Jak państwo sobie tak wrócicie do ostatnich 8 lat, jak to jedna z pań kiedyś mówiła… Zastanówcie się, którą inwestycję wyście tak przeprowadzili od początku do końca z sukcesem – poza oczywiście „sukcesami” polegającymi na dofinansowaniu przedsięwzięć w ramach dobrego systemu premii, dobrego systemu „Willa+” i tych innych rzeczy, ponad 70 różnych instytucji, które powołaliście dla swoich znajomych, wujków, ciotek i pociotków. To są rzeczy, które zrobiliście dobrze, ale one nie służą Rzeczypospolitej. A maksymalne wykorzystanie mocy wiatrowej nie służy politycznie nikomu z nas, ale ono ma służyć Polsce. Każdego rodzaju zmiany można wprowadzać w czasie procesu legislacyjnego, ale to musi mieć znamiona pewnej analizy, że tak należy zrobić. A państwo robicie to tak, jak robicie. Te zaś rzeczy, które wymieniłem, które robicie dobrze, to są te, które służą członkom, sympatykom, miłośnikom Prawa i Sprawiedliwości. Dziękuję bardzo.

Wicemarszałek Michał Kamiński:

Dziękuję bardzo, Panie Senatorze.

Bardzo proszę o zabranie głosu panią marszałek Marię Koc.

Bardzo proszę, Pani Senator.

Senator Maria Koc:

Szanowny Panie Marszałku! Panie Ministrze! Panie, Panowie Senatorowie!

Te rzeczy, które robimy, które robi rząd Zjednoczonej Prawicy od ponad 7 lat, służą Polsce, służą Polkom i Polakom. I długo można by wymieniać inwestycje, które od początku do końca przeprowadziliśmy, które służą naszej ojczyźnie i będą służyć nie tylko temu pokoleniu, lecz także jeszcze następnym. Wspomnieć należy chociażby o Baltic Pipe, o decyzji strategicznej o tym, żeby zacząć budować ten rurociąg. Bo teraz, Szanowni Państwo, w jakim byśmy byli miejscu, gdybyśmy podtrzymali decyzję rządu Platformy Obywatelskiej i Polskiego Stronnictwa Ludowego, żeby Baltic Pipe nie budować? Teraz byśmy nie mogli się uniezależnić od gazu z Rosji. Rozbudowa gazoportu w Świnoujściu – już w przyszłym roku 8 miliardów m3 gazu będzie mogło być do Polski dostarczane tym gazoportem. A w 2015 r. było to 5 miliardów m3. Przecież cała sieć autostrad, dróg szybkiego ruchu, dróg lokalnych… Ich powstało wcale nie mniej niż za państwa rządów, a nawet więcej. Drogi lokalne, które się budują… Może dla senatorów, dla państwa, dla polityków z dużych metropolii, dużych miast nie ma to znaczenia. A dla tych, którzy żyją w miejscowościach gminnych, te miliardy złotych kierowane na rozwój infrastruktury lokalnej to jest postęp cywilizacyjny. Przekop Mierzei Wiślanej, z którego też niektórzy się naśmiewali – to też od początku do końca zrealizowana inwestycja, która w momencie, kiedy już uruchomiony zostanie kanał do Elbląga, a port w Elblągu będzie mógł z tego skorzystać, będzie również inwestycją o wielkim znaczeniu gospodarczym. Ale przecież nie o tym dzisiaj będziemy rozmawiać.

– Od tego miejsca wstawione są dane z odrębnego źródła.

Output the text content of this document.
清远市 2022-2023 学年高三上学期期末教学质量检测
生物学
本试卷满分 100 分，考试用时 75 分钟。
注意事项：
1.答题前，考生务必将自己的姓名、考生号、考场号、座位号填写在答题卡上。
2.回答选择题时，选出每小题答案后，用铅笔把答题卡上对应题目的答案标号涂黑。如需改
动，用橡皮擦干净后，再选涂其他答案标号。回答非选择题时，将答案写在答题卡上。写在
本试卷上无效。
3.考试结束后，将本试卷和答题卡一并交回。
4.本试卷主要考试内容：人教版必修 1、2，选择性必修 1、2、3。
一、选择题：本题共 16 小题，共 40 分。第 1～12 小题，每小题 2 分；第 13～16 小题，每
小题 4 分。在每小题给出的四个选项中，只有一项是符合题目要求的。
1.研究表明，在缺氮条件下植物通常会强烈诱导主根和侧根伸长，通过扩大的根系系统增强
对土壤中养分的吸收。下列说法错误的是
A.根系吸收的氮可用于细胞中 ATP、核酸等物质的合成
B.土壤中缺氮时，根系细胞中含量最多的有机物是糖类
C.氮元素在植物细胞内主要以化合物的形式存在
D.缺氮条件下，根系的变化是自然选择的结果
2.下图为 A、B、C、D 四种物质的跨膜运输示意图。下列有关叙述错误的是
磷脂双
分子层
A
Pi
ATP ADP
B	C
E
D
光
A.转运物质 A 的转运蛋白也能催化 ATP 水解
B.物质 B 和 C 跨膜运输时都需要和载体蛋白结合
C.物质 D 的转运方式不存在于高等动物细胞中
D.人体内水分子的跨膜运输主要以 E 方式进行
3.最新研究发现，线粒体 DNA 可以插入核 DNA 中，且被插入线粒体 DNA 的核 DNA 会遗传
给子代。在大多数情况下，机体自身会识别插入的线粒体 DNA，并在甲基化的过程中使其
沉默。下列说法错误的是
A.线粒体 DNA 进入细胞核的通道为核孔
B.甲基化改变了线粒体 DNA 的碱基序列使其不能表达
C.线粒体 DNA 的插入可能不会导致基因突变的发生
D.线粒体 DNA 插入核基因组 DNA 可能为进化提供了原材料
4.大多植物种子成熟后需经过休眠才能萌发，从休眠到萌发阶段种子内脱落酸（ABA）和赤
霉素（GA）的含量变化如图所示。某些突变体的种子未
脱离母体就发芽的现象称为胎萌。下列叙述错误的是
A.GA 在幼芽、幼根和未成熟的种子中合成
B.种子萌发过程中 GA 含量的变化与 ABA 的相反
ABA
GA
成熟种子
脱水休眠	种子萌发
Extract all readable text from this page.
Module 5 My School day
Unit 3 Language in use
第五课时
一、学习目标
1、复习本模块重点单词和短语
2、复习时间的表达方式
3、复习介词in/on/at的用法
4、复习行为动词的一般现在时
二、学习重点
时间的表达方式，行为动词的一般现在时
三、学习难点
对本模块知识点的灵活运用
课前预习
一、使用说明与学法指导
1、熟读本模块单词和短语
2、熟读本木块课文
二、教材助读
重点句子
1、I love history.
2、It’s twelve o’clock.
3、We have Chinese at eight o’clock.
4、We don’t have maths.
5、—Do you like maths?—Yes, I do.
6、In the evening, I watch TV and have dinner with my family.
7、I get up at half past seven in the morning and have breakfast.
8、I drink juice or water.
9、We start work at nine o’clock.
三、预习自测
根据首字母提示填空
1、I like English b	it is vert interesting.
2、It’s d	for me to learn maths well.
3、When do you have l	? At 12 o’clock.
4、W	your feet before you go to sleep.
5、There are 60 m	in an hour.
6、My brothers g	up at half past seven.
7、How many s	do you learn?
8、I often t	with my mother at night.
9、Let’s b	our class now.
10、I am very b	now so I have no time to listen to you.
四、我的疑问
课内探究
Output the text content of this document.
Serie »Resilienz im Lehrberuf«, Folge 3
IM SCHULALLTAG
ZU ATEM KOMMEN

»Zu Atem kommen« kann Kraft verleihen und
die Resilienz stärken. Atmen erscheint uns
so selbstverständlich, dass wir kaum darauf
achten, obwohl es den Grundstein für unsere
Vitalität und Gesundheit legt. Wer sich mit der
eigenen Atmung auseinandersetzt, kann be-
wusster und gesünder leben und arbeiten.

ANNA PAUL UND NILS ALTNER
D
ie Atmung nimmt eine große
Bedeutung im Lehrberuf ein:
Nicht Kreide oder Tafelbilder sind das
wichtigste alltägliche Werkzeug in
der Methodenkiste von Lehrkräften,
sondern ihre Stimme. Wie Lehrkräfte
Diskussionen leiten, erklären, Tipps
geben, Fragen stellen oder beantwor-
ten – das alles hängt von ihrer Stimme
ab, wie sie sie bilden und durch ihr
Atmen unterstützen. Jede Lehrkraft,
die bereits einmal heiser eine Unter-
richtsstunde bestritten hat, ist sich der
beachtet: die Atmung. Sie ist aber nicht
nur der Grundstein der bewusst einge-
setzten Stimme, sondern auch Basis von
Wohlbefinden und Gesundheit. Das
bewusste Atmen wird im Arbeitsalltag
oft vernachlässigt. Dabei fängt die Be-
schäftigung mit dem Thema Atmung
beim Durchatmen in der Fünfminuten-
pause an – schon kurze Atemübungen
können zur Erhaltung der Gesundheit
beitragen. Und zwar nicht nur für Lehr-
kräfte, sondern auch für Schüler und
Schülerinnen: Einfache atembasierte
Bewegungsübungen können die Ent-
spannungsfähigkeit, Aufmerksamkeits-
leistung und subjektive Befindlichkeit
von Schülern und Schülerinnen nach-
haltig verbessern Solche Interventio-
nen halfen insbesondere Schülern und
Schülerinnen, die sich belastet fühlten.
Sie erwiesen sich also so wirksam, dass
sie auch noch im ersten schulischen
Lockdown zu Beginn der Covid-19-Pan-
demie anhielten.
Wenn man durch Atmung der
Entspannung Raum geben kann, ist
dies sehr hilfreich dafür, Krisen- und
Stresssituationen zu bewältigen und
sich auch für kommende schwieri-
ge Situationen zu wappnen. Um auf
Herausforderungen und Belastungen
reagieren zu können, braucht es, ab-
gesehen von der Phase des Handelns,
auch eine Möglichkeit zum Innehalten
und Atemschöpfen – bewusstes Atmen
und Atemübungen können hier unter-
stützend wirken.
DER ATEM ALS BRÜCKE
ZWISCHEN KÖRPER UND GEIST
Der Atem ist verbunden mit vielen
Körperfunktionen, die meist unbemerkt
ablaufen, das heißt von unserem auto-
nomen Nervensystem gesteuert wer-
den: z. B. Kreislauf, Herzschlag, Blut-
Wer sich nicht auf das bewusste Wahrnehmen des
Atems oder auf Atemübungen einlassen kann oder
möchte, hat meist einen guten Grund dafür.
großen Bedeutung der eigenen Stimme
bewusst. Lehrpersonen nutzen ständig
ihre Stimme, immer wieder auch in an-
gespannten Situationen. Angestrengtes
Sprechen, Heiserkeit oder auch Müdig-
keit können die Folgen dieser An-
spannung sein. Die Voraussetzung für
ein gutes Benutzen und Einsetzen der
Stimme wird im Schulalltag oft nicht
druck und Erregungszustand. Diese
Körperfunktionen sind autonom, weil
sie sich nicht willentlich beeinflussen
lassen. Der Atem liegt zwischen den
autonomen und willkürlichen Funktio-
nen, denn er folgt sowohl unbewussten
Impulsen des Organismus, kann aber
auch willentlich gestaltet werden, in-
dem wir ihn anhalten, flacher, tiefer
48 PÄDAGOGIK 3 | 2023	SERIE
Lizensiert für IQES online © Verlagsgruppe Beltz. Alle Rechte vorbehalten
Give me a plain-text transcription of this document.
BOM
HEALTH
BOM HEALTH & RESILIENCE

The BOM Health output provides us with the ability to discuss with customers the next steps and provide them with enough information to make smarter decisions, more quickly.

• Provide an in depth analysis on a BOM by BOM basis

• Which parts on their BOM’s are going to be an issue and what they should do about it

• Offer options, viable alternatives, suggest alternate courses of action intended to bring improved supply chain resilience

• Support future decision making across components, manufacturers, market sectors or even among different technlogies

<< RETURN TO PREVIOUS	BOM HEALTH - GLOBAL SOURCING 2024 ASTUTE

Padło tutaj, w tej dyskusji, Szanowni Państwo, wiele określeń daleko krzywdzących, które, jak myślę, nie powinny paść w takiej debacie. Bo dyskutujemy o ustawie o inwestycjach w zakresie elektrowni wiatrowych, a padło tu wiele określeń politycznych, takich typu: rząd niczego nie potrafi, rządzą szaleńcy, patologia przywiązania do węgla, działania na rzecz Rosji – no bo jeżeli to będzie 700 m, a nie 500 m, to rzekomo będzie to działanie na rzecz Rosji. Trudno nawet jest to skomentować… Drodzy Państwo, tyle, ile zrobił rząd Prawa i Sprawiedliwości, Zjednoczonej Prawicy, na rzecz uniezależnienia się od Rosji, od paliw z Rosji, od gazu i od ropy, nie zrobił żaden inny rząd. Polacy to widzą i to doceniają. Te działania o charakterze strategicznym okazały się w momencie wybuchu wojny na Ukrainie dla nas, dla Polski, po prostu zbawienne. To, że jeszcze jakieś resztki ropy kupujemy z Rosji… No, całkowicie uniezależnić się od wszystkiego w ciągu 12 miesięcy nie było można. Ale od gazu uniezależniliśmy się natychmiast – w 2020 r., jak państwo wiecie, przestaliśmy kupować gaz z Rosji. Ropę też za chwilę przestaniemy od Rosji kupować. A więc nie bądźmy niesprawiedliwi wobec własnej ojczyzny, bo niezależnie od tego, kto rządzi, jeżeli my krytykujemy Polskę w takich sprawach, które bezsprzecznie są naszym sukcesem… Inne kraje, te uzależnione od Rosji, chciałyby być w naszej sytuacji, a nie są, bo przecież muszą te źródła energii, te paliwa w jakiś sposób dostarczyć swojej gospodarce i swoim obywatelom. A więc jakby nie deprecjonujmy tego wszystkiego, co jest naszym wspólnym osiągnięciem, bo to również za nasze podatki ta infrastruktura została zbudowana i powstaje.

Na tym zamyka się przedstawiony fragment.